From the inner life and the search for God, a decisive turn was made to the external life, to vices, sins and acquisitiveness. Communist philosophy, which proclaimed the growth of material well-being as the main task, came to a dead end, simultaneously crippling the fate of millions of people.

The situation in foreign psychiatry seemed to contribute to the formation of "renovationist views." In Europe, psychiatry developed on the basis of rationalistic ideas. Mental problems and illnesses began to be exclusively the competence of psychiatry. The priest and the Church Sacraments turned out to be unnecessary. Famous professors vied with each other to express their negative attitude to religion.

Here are just a few examples. Schneider: "Manifestations of religious life are mental illness"; Raine: "Religious ideas are obsessions." For Freud, religion was mass madness.

Time passed, decade after decade, and by the 1930s, psychiatrists, as well as scientists of other specialties, with rare exceptions, developed an obedient attitude towards atheism and atheism. But even in that difficult time there were real ascetics among the great medical scientists, who were able to carry a deep faith in God and Christian piety throughout their lives. These are, for example, professor psychiatrist D. E. Melekhov, surgeons S. S. Yudin and now glorified Archbishop Luke (Voino-Yasenetsky), academicophthalmologist V. P. Filatov and others. Through their prayers and the prayers of all believers, the Lord preserved us.

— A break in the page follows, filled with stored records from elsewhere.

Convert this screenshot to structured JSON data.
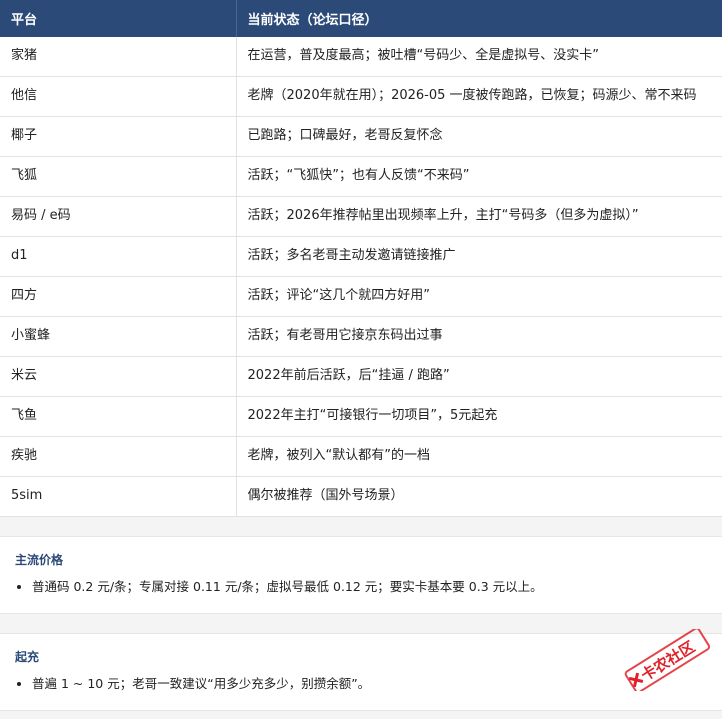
{
  "table": {
    "headers": [
      "平台",
      "当前状态（论坛口径）"
    ],
    "rows": [
      [
        "家猪",
        "在运营，普及度最高；被吐槽“号码少、全是虚拟号、没实卡”"
      ],
      [
        "他信",
        "老牌（2020年就在用）；2026-05 一度被传跑路，已恢复；码源少、常不来码"
      ],
      [
        "椰子",
        "已跑路；口碑最好，老哥反复怀念"
      ],
      [
        "飞狐",
        "活跃；“飞狐快”；也有人反馈“不来码”"
      ],
      [
        "易码 / e码",
        "活跃；2026年推荐帖里出现频率上升，主打“号码多（但多为虚拟）”"
      ],
      [
        "d1",
        "活跃；多名老哥主动发邀请链接推广"
      ],
      [
        "四方",
        "活跃；评论“这几个就四方好用”"
      ],
      [
        "小蜜蜂",
        "活跃；有老哥用它接京东码出过事"
      ],
      [
        "米云",
        "2022年前后活跃，后“挂逼 / 跑路”"
      ],
      [
        "飞鱼",
        "2022年主打“可接银行一切项目”，5元起充"
      ],
      [
        "疾驰",
        "老牌，被列入“默认都有”的一档"
      ],
      [
        "5sim",
        "偶尔被推荐（国外号场景）"
      ]
    ]
  },
  "price_section": {
    "title": "主流价格",
    "items": [
      "普通码 0.2 元/条；专属对接 0.11 元/条；虚拟号最低 0.12 元；要实卡基本要 0.3 元以上。"
    ]
  },
  "recharge_section": {
    "title": "起充",
    "items": [
      "普遍 1 ~ 10 元；老哥一致建议“用多少充多少，别攒余额”。"
    ]
  },
  "watermark": {
    "text": "卡农社区",
    "color": "#e0232a"
  }
}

In recent years, by the grace of God, psychiatry has again begun to talk about spirituality. For example, a prayer room was opened at the Research Institute of Clinical Psychiatry, and a church was restored on the territory of the I.M. Sechenov Moscow Medical Academy. The temple was consecrated at the V. P. Serbsky Institute. Spiritual nourishment of patients also takes place in the hospital churches of the clinics named after P. P. Kashchenko, O. V. Kerbikov, and the Scientific Center for Mental Health. Divine services are held in the hospital church in the name of the Holy Martyr Boniface in the Regional Psychiatric Hospital. Now scientific and scientific theological conferences are often held with the participation of the clergy and psychiatrists. A number of very useful meetings were devoted to this problem in the publishing department of the Moscow Patriarchate. In December 1995, the first seminar on monastic medicine was held with the invitation of psychiatrists. A pastoral seminar held at St. Daniel's Monastery in early 1997 was devoted to this topic.

In the psychotherapeutic encyclopedia, published in 1999, there is a substantial article entitled "Orthodox Psychotherapy".